The federal government has secured its first conviction in the killing of Border Patrol Agent Brian Terry, an incident that led to the uncovering of the Fast and Furious gun walking scandal.
Manuel Osorio-Arellanes pled guilty to first degree murder in federal court in Tucson in exchange for prosecutors promising not to seek the death penalty.
In a copy of the agreement published by the Arizona Daily Star
, Osorio-Arellanes said the shooting occurred as part of a plan to rob marijuana smugglers using weapons that had been hidden on the U.S. side of the border. However, the group encountered border agents and a firefight ensued.
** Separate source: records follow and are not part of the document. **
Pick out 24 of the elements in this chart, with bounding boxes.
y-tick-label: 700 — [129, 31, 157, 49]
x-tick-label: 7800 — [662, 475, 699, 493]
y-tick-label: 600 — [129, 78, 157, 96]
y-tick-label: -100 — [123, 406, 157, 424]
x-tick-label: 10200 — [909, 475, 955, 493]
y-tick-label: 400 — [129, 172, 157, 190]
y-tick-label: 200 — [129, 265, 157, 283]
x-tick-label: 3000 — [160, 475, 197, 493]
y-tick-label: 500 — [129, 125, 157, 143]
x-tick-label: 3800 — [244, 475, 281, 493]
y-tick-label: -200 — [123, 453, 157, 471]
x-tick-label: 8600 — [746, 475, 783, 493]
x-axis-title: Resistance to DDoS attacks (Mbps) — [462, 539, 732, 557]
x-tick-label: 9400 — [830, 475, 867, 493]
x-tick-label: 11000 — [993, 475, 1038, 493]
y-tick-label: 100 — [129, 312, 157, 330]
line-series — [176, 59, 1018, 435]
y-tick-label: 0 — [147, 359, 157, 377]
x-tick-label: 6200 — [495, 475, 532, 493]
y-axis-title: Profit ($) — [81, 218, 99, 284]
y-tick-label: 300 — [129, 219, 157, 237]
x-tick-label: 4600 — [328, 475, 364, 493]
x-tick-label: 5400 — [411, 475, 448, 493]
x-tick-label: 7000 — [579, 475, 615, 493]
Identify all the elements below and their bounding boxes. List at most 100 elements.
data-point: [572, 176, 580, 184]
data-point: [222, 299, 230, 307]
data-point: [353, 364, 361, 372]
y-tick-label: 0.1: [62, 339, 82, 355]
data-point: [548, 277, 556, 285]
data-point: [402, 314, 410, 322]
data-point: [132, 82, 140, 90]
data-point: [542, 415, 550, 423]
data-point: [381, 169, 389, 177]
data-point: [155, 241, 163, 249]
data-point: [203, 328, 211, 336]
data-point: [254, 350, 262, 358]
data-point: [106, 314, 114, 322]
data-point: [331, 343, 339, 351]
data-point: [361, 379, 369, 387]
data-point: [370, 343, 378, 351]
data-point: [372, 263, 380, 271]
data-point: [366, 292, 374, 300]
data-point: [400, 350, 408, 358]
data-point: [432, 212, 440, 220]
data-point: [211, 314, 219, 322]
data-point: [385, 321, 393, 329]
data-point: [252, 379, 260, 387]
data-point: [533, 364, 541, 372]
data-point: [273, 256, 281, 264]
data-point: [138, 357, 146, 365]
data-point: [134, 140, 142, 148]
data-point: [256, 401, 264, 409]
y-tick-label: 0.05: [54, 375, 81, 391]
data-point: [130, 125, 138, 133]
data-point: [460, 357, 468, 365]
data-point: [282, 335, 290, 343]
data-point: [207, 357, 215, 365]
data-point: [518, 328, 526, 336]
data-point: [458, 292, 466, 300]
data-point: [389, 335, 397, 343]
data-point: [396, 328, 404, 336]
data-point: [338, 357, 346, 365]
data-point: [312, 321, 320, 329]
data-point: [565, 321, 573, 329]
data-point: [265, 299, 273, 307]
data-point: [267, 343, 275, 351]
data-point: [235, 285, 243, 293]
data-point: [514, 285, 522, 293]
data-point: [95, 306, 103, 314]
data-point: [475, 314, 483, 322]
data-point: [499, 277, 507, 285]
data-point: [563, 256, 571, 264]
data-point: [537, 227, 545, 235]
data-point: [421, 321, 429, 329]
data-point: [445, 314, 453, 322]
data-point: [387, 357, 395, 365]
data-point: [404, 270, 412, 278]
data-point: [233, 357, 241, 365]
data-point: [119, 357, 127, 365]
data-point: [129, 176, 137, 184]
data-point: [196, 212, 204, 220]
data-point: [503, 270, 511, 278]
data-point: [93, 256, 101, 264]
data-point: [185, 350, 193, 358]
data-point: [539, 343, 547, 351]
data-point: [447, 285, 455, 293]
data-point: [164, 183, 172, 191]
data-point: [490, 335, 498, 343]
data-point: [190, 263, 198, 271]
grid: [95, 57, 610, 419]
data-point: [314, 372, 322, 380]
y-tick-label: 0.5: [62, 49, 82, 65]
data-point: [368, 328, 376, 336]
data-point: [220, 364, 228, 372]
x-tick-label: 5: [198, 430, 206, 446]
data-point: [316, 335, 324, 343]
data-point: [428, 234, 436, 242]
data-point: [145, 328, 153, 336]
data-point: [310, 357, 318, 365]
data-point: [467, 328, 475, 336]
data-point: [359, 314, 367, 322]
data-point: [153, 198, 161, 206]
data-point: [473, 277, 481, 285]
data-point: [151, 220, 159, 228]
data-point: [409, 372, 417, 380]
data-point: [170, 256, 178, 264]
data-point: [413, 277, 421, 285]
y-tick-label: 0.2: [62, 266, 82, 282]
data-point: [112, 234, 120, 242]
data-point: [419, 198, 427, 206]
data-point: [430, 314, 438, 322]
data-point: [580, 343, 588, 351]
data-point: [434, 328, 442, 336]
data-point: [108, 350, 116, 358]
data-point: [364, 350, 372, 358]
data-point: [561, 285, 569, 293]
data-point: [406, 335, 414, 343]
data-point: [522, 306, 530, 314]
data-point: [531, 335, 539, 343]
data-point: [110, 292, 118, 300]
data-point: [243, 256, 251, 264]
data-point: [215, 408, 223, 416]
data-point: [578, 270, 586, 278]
Agent Terry was killed, Osorio-Arellanes wounded and arrested, and others involved in the scheme fled.
Fast and Furious was a one of a series of gun tracking operations designed to snare drug lords using illegal weapons. However, the scheme allowed thousands of guns to fall into the hands of violent Mexican drug cartels and led to the death of Agent Terry, who was killed Dec. 14, 2010 with guns linked to the operation.
The ensuing scandal has led to a host of congressional hearings, investigations, and congressional contempt charges against Attorney General Eric Holder for alleged failure to turn over documents.
In July, the Justice Department brought charges against five individuals in the death of Agent Terry. In addition to Osorio-Arellanes, charges were also brought against Jesus Rosario Favela-Astorga, Ivan Soto-Barraza, Heraclio Osorio-Arellanes, and Lionel Portillo-Meza.
The charges include first degree murder, second degree murder, conspiracy to interfere with commerce by robbery, attempted interference with commerce by robbery, use and carrying a firearm during a crime of violence, assault on a federal officer, and possession of a firearm by a prohibited person.
The Justice Department also charged Rito Osorio-Arellanes, Manuel’s brother, with conspiracy to interfere with commerce by robbery. He is currently in custody and Mexican authorities said in September they had arrested Leonel Sanchez Jesus Meza, who used the alias Lionel Portillo-Meza.
The Justice Department has issued a $1 million reward for information leading to the arrest of the other fugitives.